Selon Simon Claude Mimouni, ce décret « pose de nombreux problèmes d'ordre littéraire et historique[51] ». Il semble, au vu de la narration de l'incident d'Antioche contenue dans une lettre de Paul[50], que « l'observance de ces quatre clauses a pour objectif de résoudre la question de la communauté de table entre les chrétiens d'origine juive et les chrétiens d'origine païenne[51] », même s'il n'en est fait aucune mention dans le décret que nous connaissons[N 7]. ».

Les envoyés (apôtres) de Jacques, sont Silas et Juda Barsabbas, un important personnage puisqu'il est probablement le frère de Joseph Barsabbas un personnage du même rang que ceux du « groupe des douze ». Le tirage au sort, lui a simplement préféré Matthias, lorsqu'il a fallu remplacer un Juda. La tradition chrétienne a retenu son surnon Barnabbé, formé à partir d'un jeu de mot sur son nom: Barsabbas donnant Barnabbas (Barnabbé), qui veut dire « fils d'encouragement ».

La venue de ces « envoyés de Jacques », à Antioche, avec probablement des directives orales, provoque un bouleversement dans les habitudes des communaués chrétiennes de la ville. En effet, les judéo-chrétiens et les pagano-chrétiens avaient pris l'habitude de prendre les repas symbolisant l'Eucharistie en commun.
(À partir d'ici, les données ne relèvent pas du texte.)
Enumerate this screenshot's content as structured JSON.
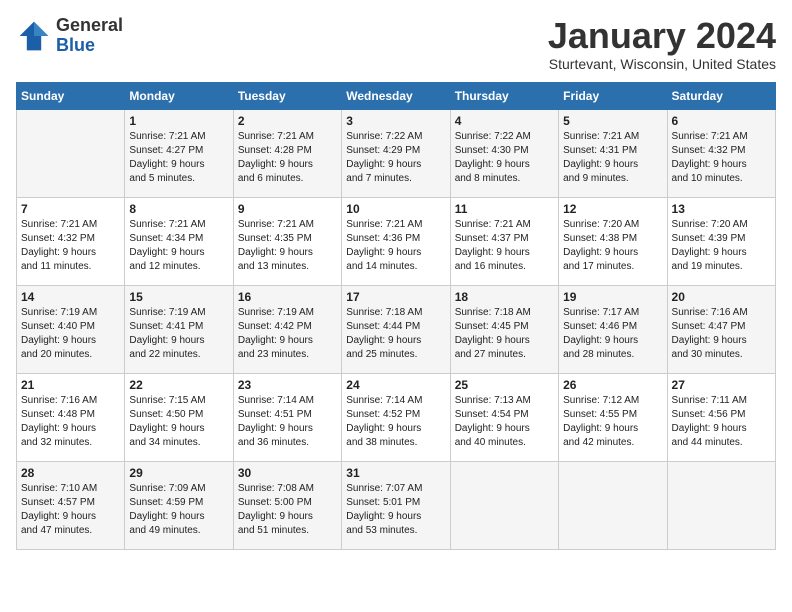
{
  "header": {
    "logo_general": "General",
    "logo_blue": "Blue",
    "month_title": "January 2024",
    "location": "Sturtevant, Wisconsin, United States"
  },
  "days_of_week": [
    "Sunday",
    "Monday",
    "Tuesday",
    "Wednesday",
    "Thursday",
    "Friday",
    "Saturday"
  ],
  "weeks": [
    [
      {
        "day": "",
        "info": ""
      },
      {
        "day": "1",
        "info": "Sunrise: 7:21 AM\nSunset: 4:27 PM\nDaylight: 9 hours\nand 5 minutes."
      },
      {
        "day": "2",
        "info": "Sunrise: 7:21 AM\nSunset: 4:28 PM\nDaylight: 9 hours\nand 6 minutes."
      },
      {
        "day": "3",
        "info": "Sunrise: 7:22 AM\nSunset: 4:29 PM\nDaylight: 9 hours\nand 7 minutes."
      },
      {
        "day": "4",
        "info": "Sunrise: 7:22 AM\nSunset: 4:30 PM\nDaylight: 9 hours\nand 8 minutes."
      },
      {
        "day": "5",
        "info": "Sunrise: 7:21 AM\nSunset: 4:31 PM\nDaylight: 9 hours\nand 9 minutes."
      },
      {
        "day": "6",
        "info": "Sunrise: 7:21 AM\nSunset: 4:32 PM\nDaylight: 9 hours\nand 10 minutes."
      }
    ],
    [
      {
        "day": "7",
        "info": "Sunrise: 7:21 AM\nSunset: 4:32 PM\nDaylight: 9 hours\nand 11 minutes."
      },
      {
        "day": "8",
        "info": "Sunrise: 7:21 AM\nSunset: 4:34 PM\nDaylight: 9 hours\nand 12 minutes."
      },
      {
        "day": "9",
        "info": "Sunrise: 7:21 AM\nSunset: 4:35 PM\nDaylight: 9 hours\nand 13 minutes."
      },
      {
        "day": "10",
        "info": "Sunrise: 7:21 AM\nSunset: 4:36 PM\nDaylight: 9 hours\nand 14 minutes."
      },
      {
        "day": "11",
        "info": "Sunrise: 7:21 AM\nSunset: 4:37 PM\nDaylight: 9 hours\nand 16 minutes."
      },
      {
        "day": "12",
        "info": "Sunrise: 7:20 AM\nSunset: 4:38 PM\nDaylight: 9 hours\nand 17 minutes."
      },
      {
        "day": "13",
        "info": "Sunrise: 7:20 AM\nSunset: 4:39 PM\nDaylight: 9 hours\nand 19 minutes."
      }
    ],
    [
      {
        "day": "14",
        "info": "Sunrise: 7:19 AM\nSunset: 4:40 PM\nDaylight: 9 hours\nand 20 minutes."
      },
      {
        "day": "15",
        "info": "Sunrise: 7:19 AM\nSunset: 4:41 PM\nDaylight: 9 hours\nand 22 minutes."
      },
      {
        "day": "16",
        "info": "Sunrise: 7:19 AM\nSunset: 4:42 PM\nDaylight: 9 hours\nand 23 minutes."
      },
      {
        "day": "17",
        "info": "Sunrise: 7:18 AM\nSunset: 4:44 PM\nDaylight: 9 hours\nand 25 minutes."
      },
      {
        "day": "18",
        "info": "Sunrise: 7:18 AM\nSunset: 4:45 PM\nDaylight: 9 hours\nand 27 minutes."
      },
      {
        "day": "19",
        "info": "Sunrise: 7:17 AM\nSunset: 4:46 PM\nDaylight: 9 hours\nand 28 minutes."
      },
      {
        "day": "20",
        "info": "Sunrise: 7:16 AM\nSunset: 4:47 PM\nDaylight: 9 hours\nand 30 minutes."
      }
    ],
    [
      {
        "day": "21",
        "info": "Sunrise: 7:16 AM\nSunset: 4:48 PM\nDaylight: 9 hours\nand 32 minutes."
      },
      {
        "day": "22",
        "info": "Sunrise: 7:15 AM\nSunset: 4:50 PM\nDaylight: 9 hours\nand 34 minutes."
      },
      {
        "day": "23",
        "info": "Sunrise: 7:14 AM\nSunset: 4:51 PM\nDaylight: 9 hours\nand 36 minutes."
      },
      {
        "day": "24",
        "info": "Sunrise: 7:14 AM\nSunset: 4:52 PM\nDaylight: 9 hours\nand 38 minutes."
      },
      {
        "day": "25",
        "info": "Sunrise: 7:13 AM\nSunset: 4:54 PM\nDaylight: 9 hours\nand 40 minutes."
      },
      {
        "day": "26",
        "info": "Sunrise: 7:12 AM\nSunset: 4:55 PM\nDaylight: 9 hours\nand 42 minutes."
      },
      {
        "day": "27",
        "info": "Sunrise: 7:11 AM\nSunset: 4:56 PM\nDaylight: 9 hours\nand 44 minutes."
      }
    ],
    [
      {
        "day": "28",
        "info": "Sunrise: 7:10 AM\nSunset: 4:57 PM\nDaylight: 9 hours\nand 47 minutes."
      },
      {
        "day": "29",
        "info": "Sunrise: 7:09 AM\nSunset: 4:59 PM\nDaylight: 9 hours\nand 49 minutes."
      },
      {
        "day": "30",
        "info": "Sunrise: 7:08 AM\nSunset: 5:00 PM\nDaylight: 9 hours\nand 51 minutes."
      },
      {
        "day": "31",
        "info": "Sunrise: 7:07 AM\nSunset: 5:01 PM\nDaylight: 9 hours\nand 53 minutes."
      },
      {
        "day": "",
        "info": ""
      },
      {
        "day": "",
        "info": ""
      },
      {
        "day": "",
        "info": ""
      }
    ]
  ]
}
Ce à quoi met fin, la venue de Barnabbé et Silas, munis des directives de Jacques. Cela ne se passe pas sans émoi, Paul de Tarse prend même violemment à partie l'apôtre Simon-Pierre et en vient à le traiter d'hypocrite.

Nous vous avons donc envoyé Juda Barsabbas et Silas, qui vous transmettront de vive voix le même message.
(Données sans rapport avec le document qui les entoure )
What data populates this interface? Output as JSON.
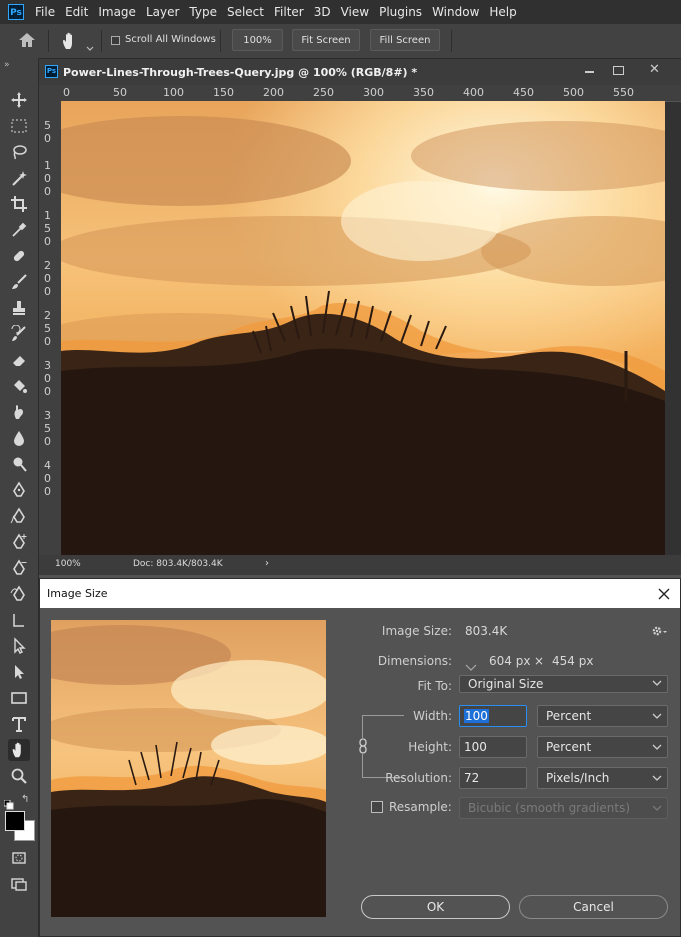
{
  "app": {
    "logo": "Ps"
  },
  "menubar": {
    "items": [
      "File",
      "Edit",
      "Image",
      "Layer",
      "Type",
      "Select",
      "Filter",
      "3D",
      "View",
      "Plugins",
      "Window",
      "Help"
    ]
  },
  "options": {
    "scroll_all_label": "Scroll All Windows",
    "zoom_100_label": "100%",
    "fit_screen_label": "Fit Screen",
    "fill_screen_label": "Fill Screen"
  },
  "document": {
    "title": "Power-Lines-Through-Trees-Query.jpg @ 100% (RGB/8#) *",
    "ruler_top": [
      "0",
      "50",
      "100",
      "150",
      "200",
      "250",
      "300",
      "350",
      "400",
      "450",
      "500",
      "550"
    ],
    "ruler_left": [
      [
        "5",
        "0"
      ],
      [
        "1",
        "0",
        "0"
      ],
      [
        "1",
        "5",
        "0"
      ],
      [
        "2",
        "0",
        "0"
      ],
      [
        "2",
        "5",
        "0"
      ],
      [
        "3",
        "0",
        "0"
      ],
      [
        "3",
        "5",
        "0"
      ],
      [
        "4",
        "0",
        "0"
      ]
    ],
    "status_zoom": "100%",
    "status_doc": "Doc: 803.4K/803.4K"
  },
  "dialog": {
    "title": "Image Size",
    "image_size_label": "Image Size:",
    "image_size_value": "803.4K",
    "dimensions_label": "Dimensions:",
    "dimensions_width": "604 px",
    "dimensions_times": "×",
    "dimensions_height": "454 px",
    "fit_to_label": "Fit To:",
    "fit_to_value": "Original Size",
    "width_label": "Width:",
    "width_value": "100",
    "width_unit": "Percent",
    "height_label": "Height:",
    "height_value": "100",
    "height_unit": "Percent",
    "resolution_label": "Resolution:",
    "resolution_value": "72",
    "resolution_unit": "Pixels/Inch",
    "resample_label": "Resample:",
    "resample_value": "Bicubic (smooth gradients)",
    "ok_label": "OK",
    "cancel_label": "Cancel"
  },
  "colors": {
    "accent": "#31a8ff",
    "sky_light": "#fff1c8",
    "sky_orange": "#f0b060",
    "silhouette": "#2a1a12"
  }
}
« Les événements d'Antioche et de Jérusalem représentent les premières traces connues d'un débat sur l'interprétation de la Torah) en fonction de la reconnaissance du Messie — débat qui ne va cesser de se déveloper, de manière parfois très vive, durant plus d'une decennie entre Paul et ses opposants[51]. »

Le conflit d'Antioche et la réunion de Jérusalem ont eu une incidence considérable sur les rapports entre les deux tendances principales — les jacobiens/pétriniens d'une part et les pauliniens d'autre-part —, qui donneront par la suite naissance au judéo-christianisme et au pagano-christianisme[53].
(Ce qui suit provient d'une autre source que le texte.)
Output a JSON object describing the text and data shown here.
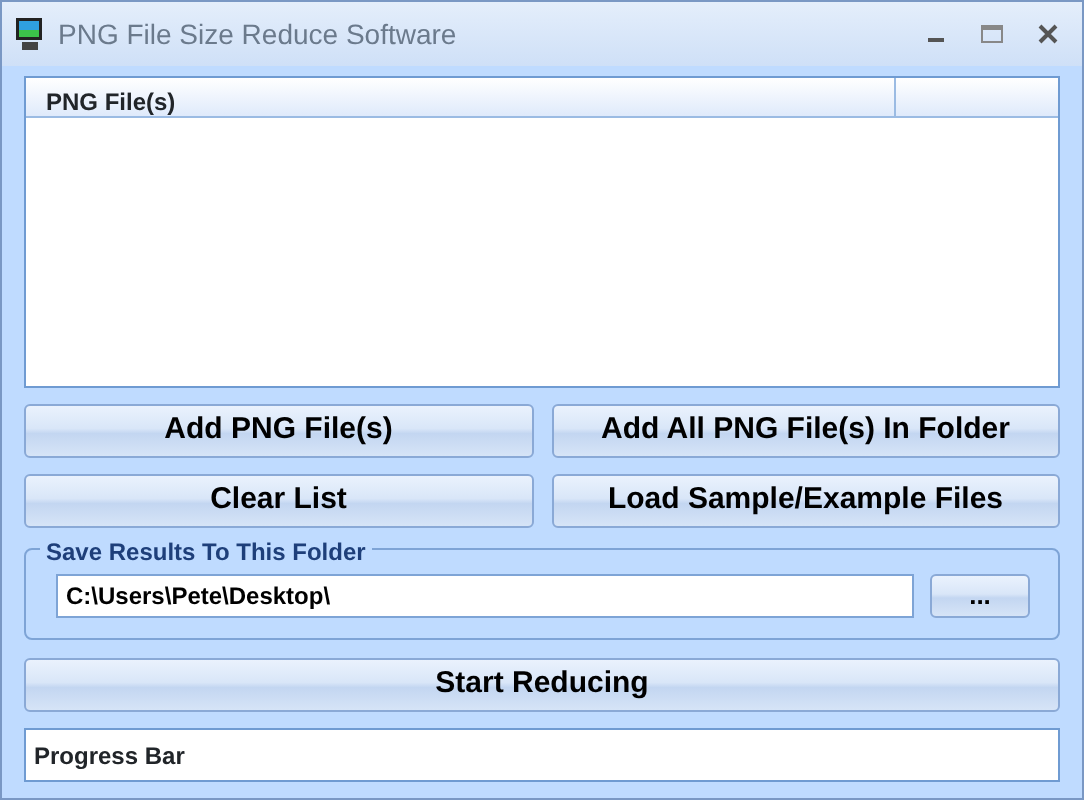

Par ailleurs, l'attitude tranchante et véhémente de Paul dans certaines de ses lettres à la suite de ces divers événements et de bien d'autres qui se sont produits en Asie et en Grèce a peut-être fourni, à ceux qui sont demeurés insatisfait de l'accord de 48-49 ou de 49-50, une raison de le considérer comme rompu par lui, le précipitant, lors de sa visite à Jérusalem en 58, dans les turpitudes des prisons et des procès qui vont le conduire de Jérusalem à Rome (aux dires en tout cas de Ac 21, 27-28, 31)[54].

La dernière rencontre de Jacques le Juste et de Paul à Jérusalem

Dans les Actes des Apôtres[55], il est rapporté que lors de son dernier séjour à Jérusalem, Paul a été accueilli très froidement par Jacques le Juste, le chef de la communauté, et les anciens. Ceux-ci lui font savoir que, selon des rumeurs, il a enseigné aux juifs de la diaspora l'« apostasie » vis-à-vis de « Moïse », c'est à dire le refus de la circoncision de leurs enfants et l'abandon des règles alimentaires juives. Jacques et les anciens suggèrent à Paul un expédient qui doit montrer aux fidèles son attachement à la Loi, puis lui cite les clauses du « décret apostolique » émis pour les chrétiens d'origine païene, que Paul n'a pas remplies[54]. » Une « rumeur » confirmé par le contenu de ses épîtres, telles qu'elles figurent dans le Nouveau testament.

Un mouvement de contestation houleux, soulevé par des juifs d'Asie entraîne l'arrestation de Paul alors qu'il se trouve dans le Temple[56],[57]. « Apparemment, Jacques et les anciens ne font rien pour lui venir en aide, ni pour lui éviter son transfert à Césarée puis à Rome[57].  »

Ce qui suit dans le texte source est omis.